Of course, it’s the workers sewing the clothes who are typically being squeezed most by the pressure to keep costs down. I’m all in favor of retailers employing people in countries such as China, Bangladesh, and Vietnam to make clothes. Those jobs have provided essential economic development and are critical to many in warding off poverty. But I think those workers should be paid better—and I’m happy to pay extra if it means their wages are substantial. That’s unlikely when the retail price of a pair of jeans or a shirt is less than $20.

If you buy more expensive clothing, it doesn’t guarantee that your clothes will be exceptionally well-made, or that workers haven’t been exploited in their making. (Some would argue that, at some point in the garment’s production, someone was probably exploited.)

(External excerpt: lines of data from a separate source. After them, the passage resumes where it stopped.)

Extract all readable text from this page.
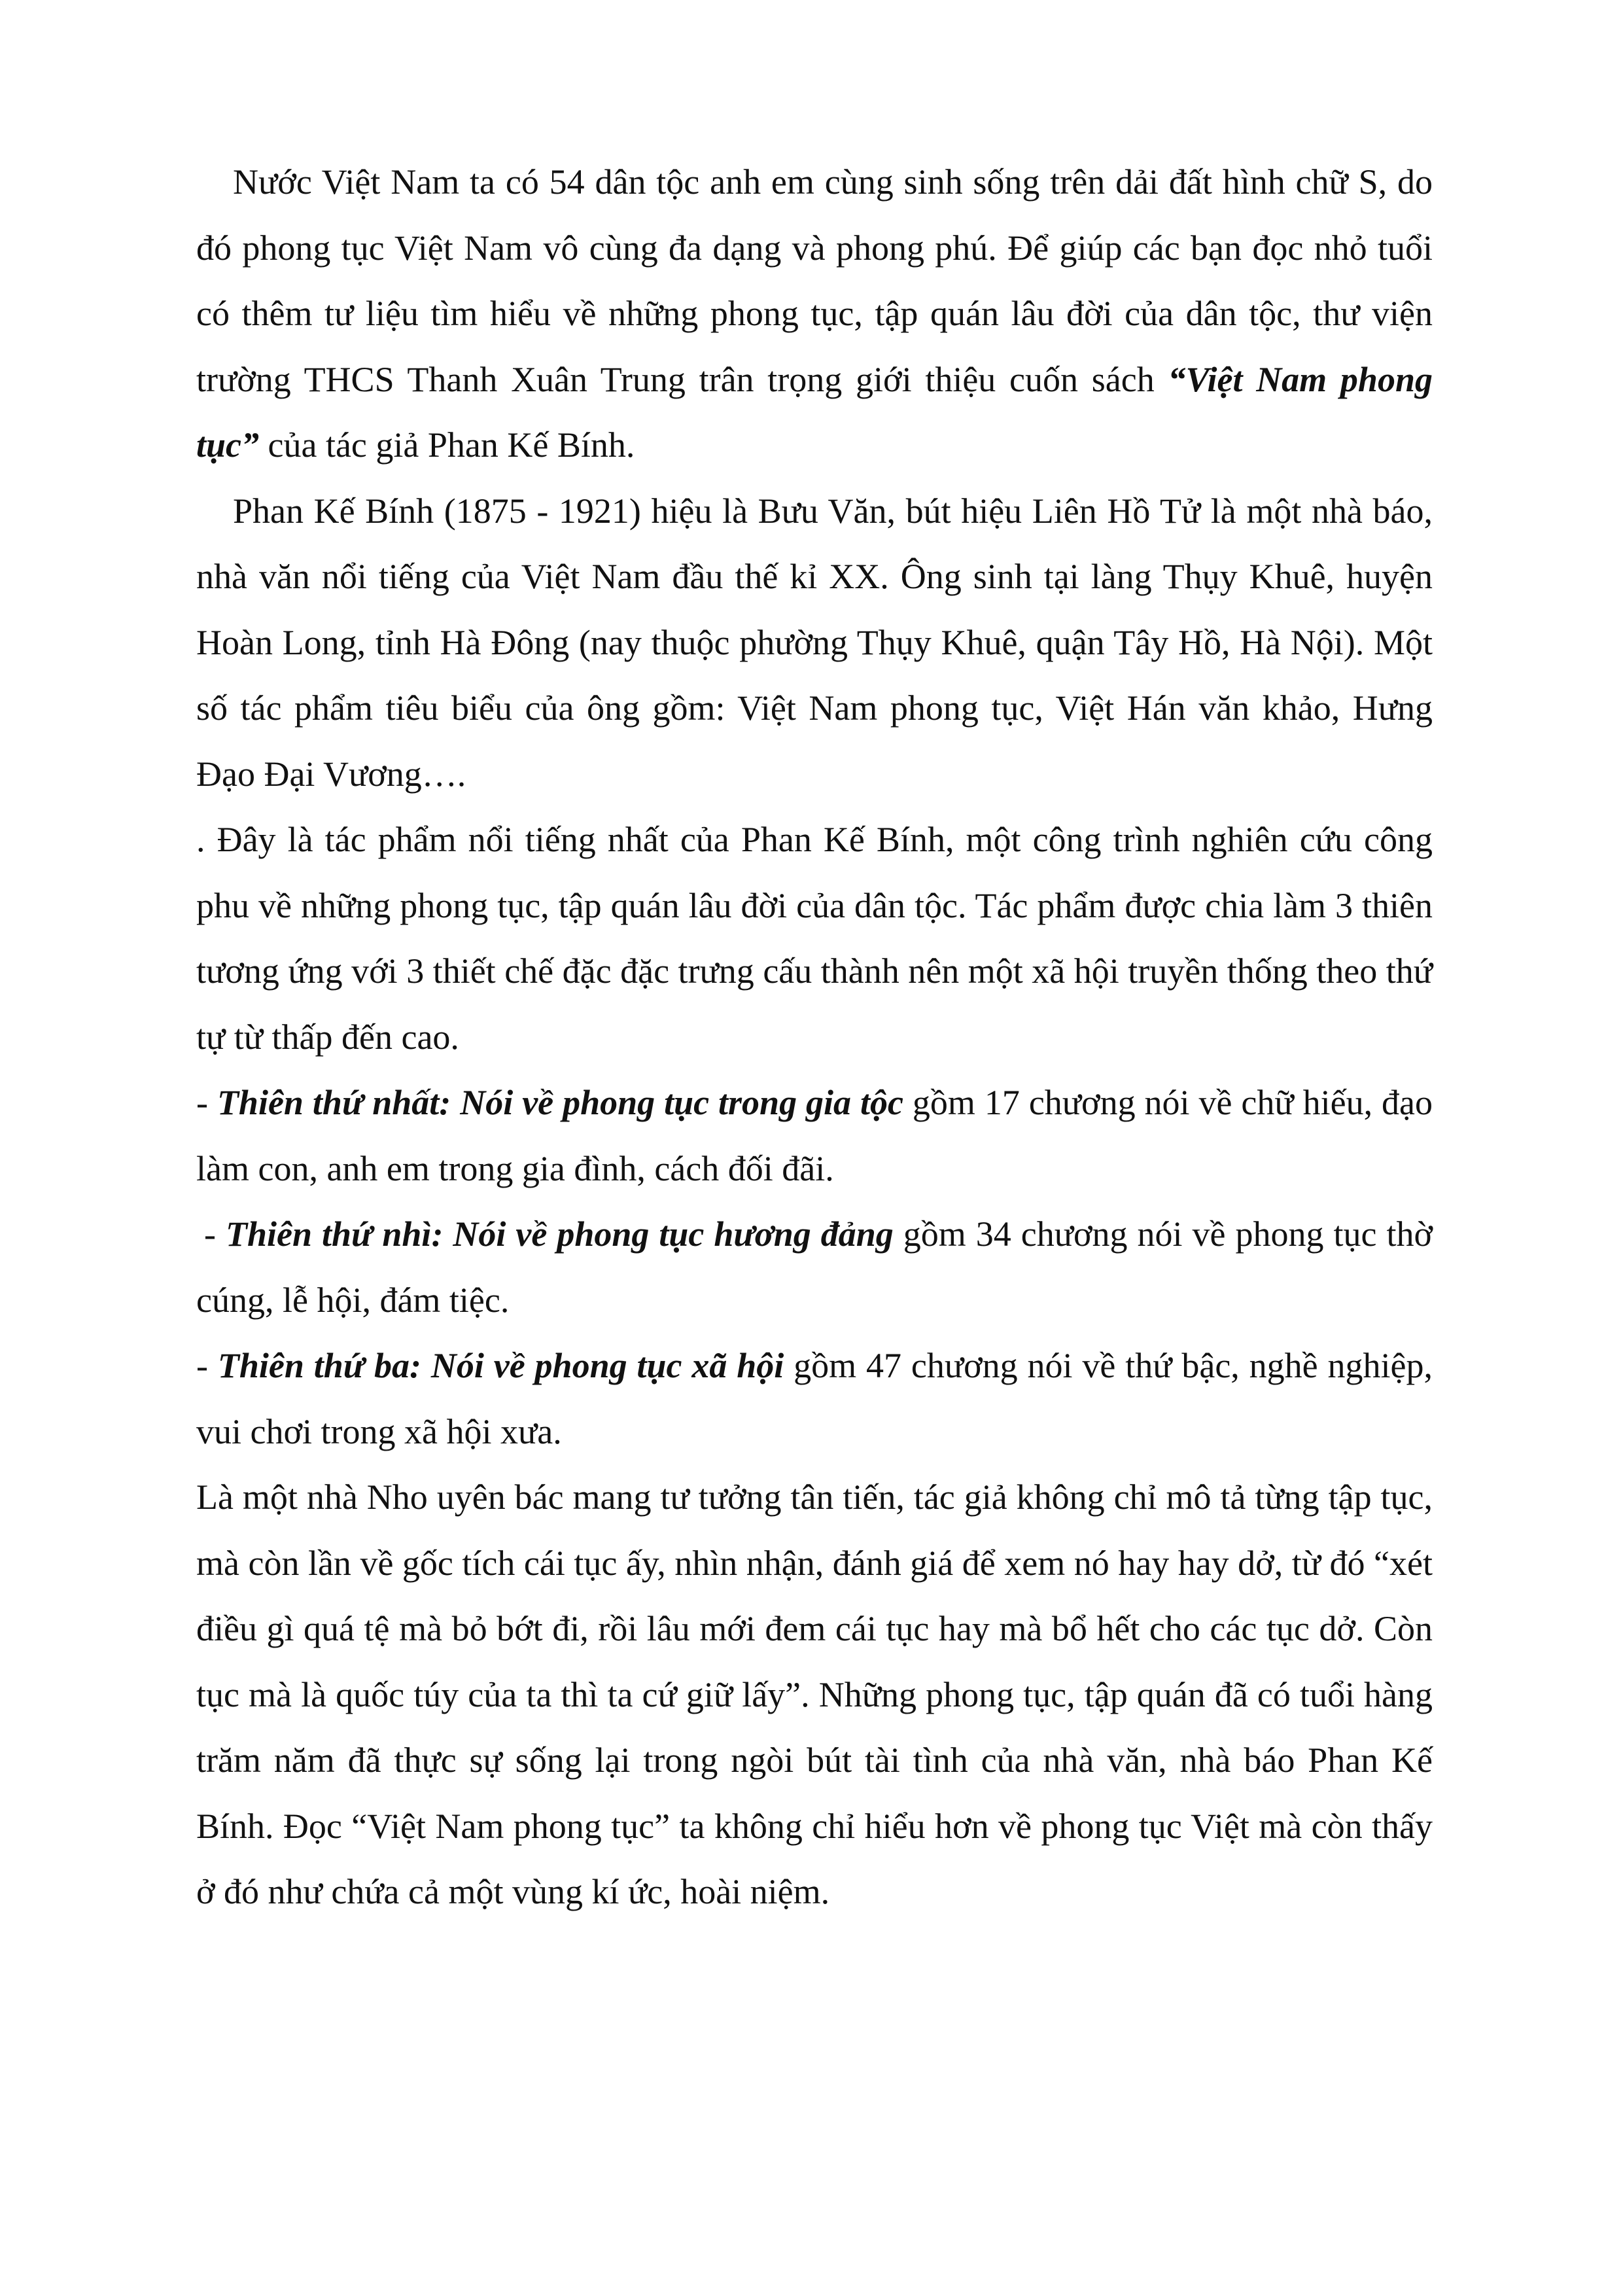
Nước Việt Nam ta có 54 dân tộc anh em cùng sinh sống trên dải đất hình chữ S, do đó phong tục Việt Nam vô cùng đa dạng và phong phú. Để giúp các bạn đọc nhỏ tuổi có thêm tư liệu tìm hiểu về những phong tục, tập quán lâu đời của dân tộc, thư viện trường THCS Thanh Xuân Trung trân trọng giới thiệu cuốn sách “Việt Nam phong tục” của tác giả Phan Kế Bính.

Phan Kế Bính (1875 - 1921) hiệu là Bưu Văn, bút hiệu Liên Hồ Tử là một nhà báo, nhà văn nổi tiếng của Việt Nam đầu thế kỉ XX. Ông sinh tại làng Thụy Khuê, huyện Hoàn Long, tỉnh Hà Đông (nay thuộc phường Thụy Khuê, quận Tây Hồ, Hà Nội). Một số tác phẩm tiêu biểu của ông gồm: Việt Nam phong tục, Việt Hán văn khảo, Hưng Đạo Đại Vương….

. Đây là tác phẩm nổi tiếng nhất của Phan Kế Bính, một công trình nghiên cứu công phu về những phong tục, tập quán lâu đời của dân tộc. Tác phẩm được chia làm 3 thiên tương ứng với 3 thiết chế đặc đặc trưng cấu thành nên một xã hội truyền thống theo thứ tự từ thấp đến cao.

- Thiên thứ nhất: Nói về phong tục trong gia tộc gồm 17 chương nói về chữ hiếu, đạo làm con, anh em trong gia đình, cách đối đãi.

- Thiên thứ nhì: Nói về phong tục hương đảng gồm 34 chương nói về phong tục thờ cúng, lễ hội, đám tiệc.

- Thiên thứ ba: Nói về phong tục xã hội gồm 47 chương nói về thứ bậc, nghề nghiệp, vui chơi trong xã hội xưa.

Là một nhà Nho uyên bác mang tư tưởng tân tiến, tác giả không chỉ mô tả từng tập tục, mà còn lần về gốc tích cái tục ấy, nhìn nhận, đánh giá để xem nó hay hay dở, từ đó “xét điều gì quá tệ mà bỏ bớt đi, rồi lâu mới đem cái tục hay mà bổ hết cho các tục dở. Còn tục mà là quốc túy của ta thì ta cứ giữ lấy”. Những phong tục, tập quán đã có tuổi hàng trăm năm đã thực sự sống lại trong ngòi bút tài tình của nhà văn, nhà báo Phan Kế Bính. Đọc “Việt Nam phong tục” ta không chỉ hiểu hơn về phong tục Việt mà còn thấy ở đó như chứa cả một vùng kí ức, hoài niệm.
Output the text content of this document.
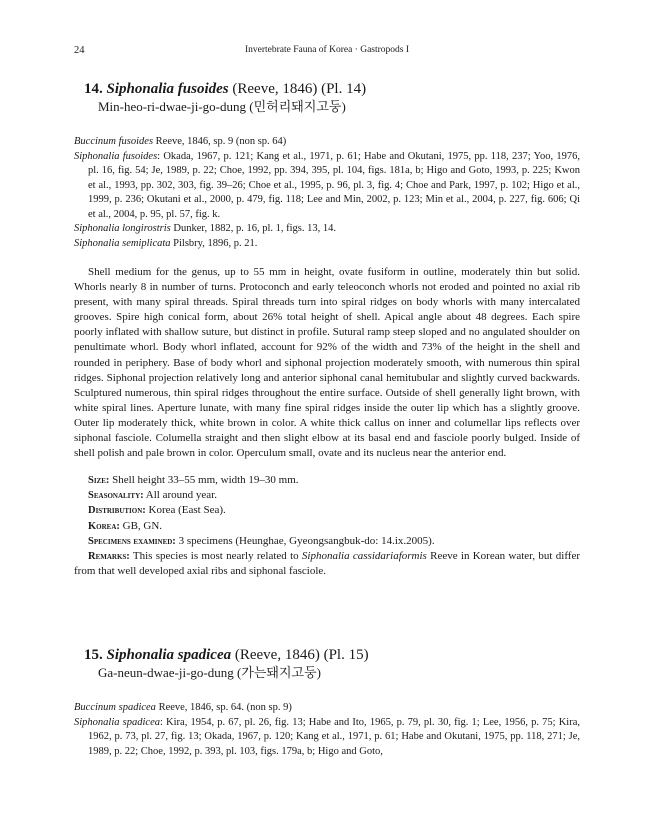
24	Invertebrate Fauna of Korea · Gastropods I
14. Siphonalia fusoides (Reeve, 1846) (Pl. 14)
Min-heo-ri-dwae-ji-go-dung (민허리돼지고둥)
Buccinum fusoides Reeve, 1846, sp. 9 (non sp. 64)
Siphonalia fusoides: Okada, 1967, p. 121; Kang et al., 1971, p. 61; Habe and Okutani, 1975, pp. 118, 237; Yoo, 1976, pl. 16, fig. 54; Je, 1989, p. 22; Choe, 1992, pp. 394, 395, pl. 104, figs. 181a, b; Higo and Goto, 1993, p. 225; Kwon et al., 1993, pp. 302, 303, fig. 39–26; Choe et al., 1995, p. 96, pl. 3, fig. 4; Choe and Park, 1997, p. 102; Higo et al., 1999, p. 236; Okutani et al., 2000, p. 479, fig. 118; Lee and Min, 2002, p. 123; Min et al., 2004, p. 227, fig. 606; Qi et al., 2004, p. 95, pl. 57, fig. k.
Siphonalia longirostris Dunker, 1882, p. 16, pl. 1, figs. 13, 14.
Siphonalia semiplicata Pilsbry, 1896, p. 21.

Shell medium for the genus, up to 55 mm in height, ovate fusiform in outline, moderately thin but solid. Whorls nearly 8 in number of turns. Protoconch and early teleoconch whorls not eroded and pointed no axial rib present, with many spiral threads. Spiral threads turn into spiral ridges on body whorls with many intercalated grooves. Spire high conical form, about 26% total height of shell. Apical angle about 48 degrees. Each spire poorly inflated with shallow suture, but distinct in profile. Sutural ramp steep sloped and no angulated shoulder on penultimate whorl. Body whorl inflated, account for 92% of the width and 73% of the height in the shell and rounded in periphery. Base of body whorl and siphonal projection moderately smooth, with numerous thin spiral ridges. Siphonal projection relatively long and anterior siphonal canal hemitubular and slightly curved backwards. Sculptured numerous, thin spiral ridges throughout the entire surface. Outside of shell generally light brown, with white spiral lines. Aperture lunate, with many fine spiral ridges inside the outer lip which has a slightly groove. Outer lip moderately thick, white brown in color. A white thick callus on inner and columellar lips reflects over siphonal fasciole. Columella straight and then slight elbow at its basal end and fasciole poorly bulged. Inside of shell polish and pale brown in color. Operculum small, ovate and its nucleus near the anterior end.

Size: Shell height 33–55 mm, width 19–30 mm.
Seasonality: All around year.
Distribution: Korea (East Sea).
Korea: GB, GN.
Specimens examined: 3 specimens (Heunghae, Gyeongsangbuk-do: 14.ix.2005).
Remarks: This species is most nearly related to Siphonalia cassidariaformis Reeve in Korean water, but differ from that well developed axial ribs and siphonal fasciole.
15. Siphonalia spadicea (Reeve, 1846) (Pl. 15)
Ga-neun-dwae-ji-go-dung (가는돼지고둥)
Buccinum spadicea Reeve, 1846, sp. 64. (non sp. 9)
Siphonalia spadicea: Kira, 1954, p. 67, pl. 26, fig. 13; Habe and Ito, 1965, p. 79, pl. 30, fig. 1; Lee, 1956, p. 75; Kira, 1962, p. 73, pl. 27, fig. 13; Okada, 1967, p. 120; Kang et al., 1971, p. 61; Habe and Okutani, 1975, pp. 118, 271; Je, 1989, p. 22; Choe, 1992, p. 393, pl. 103, figs. 179a, b; Higo and Goto,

And even expensive clothes are responsible for polluting the environment when the textiles they’re made from are dyed, and when they’re eventually discarded and left to sit in a landfill.

But it may reduce the likelihood of worker exploitation. And if nothing else, spending more should mean buying—and wasting—less. And it hopefully means buying from the brand that came up with the design, rather than one copying it—fast-fashion and some other low-price labels are notorious for knocking off other designers.

There are times when I don’t meet my goal. My t-shirts are not $150 apiece, though most are well over two years old. I did buy a plum-colored Uniqlo sweatshirt and a black linen button-up in the last year, because both were exactly what I wanted. And a few months ago I went to a sample sale held by one of my favorite New York brands and bought a pair of pants for just over $100.

I’m also not immune to a great deal, especially when it comes to buying used clothing. I shop on sites such as eBay, the men’s resale site Grailed, and even Yahoo Japan’s auction site by way of a proxy service. (Japanese shoppers are adventurous, so their market gets some of the best stuff.)

This used clothing feels a worthy exception to my rule, up to a point. Not only is it a form of recycling, but I’m also enough of a fashion nerd that I get excited about finding past-season items I may not have been able to afford the first time around. In those cases, it’s more about the item than the cost, which is the point of my dollar limit anyway.

But I do buy less, and I like what I have more. That in itself has been worth every dollar.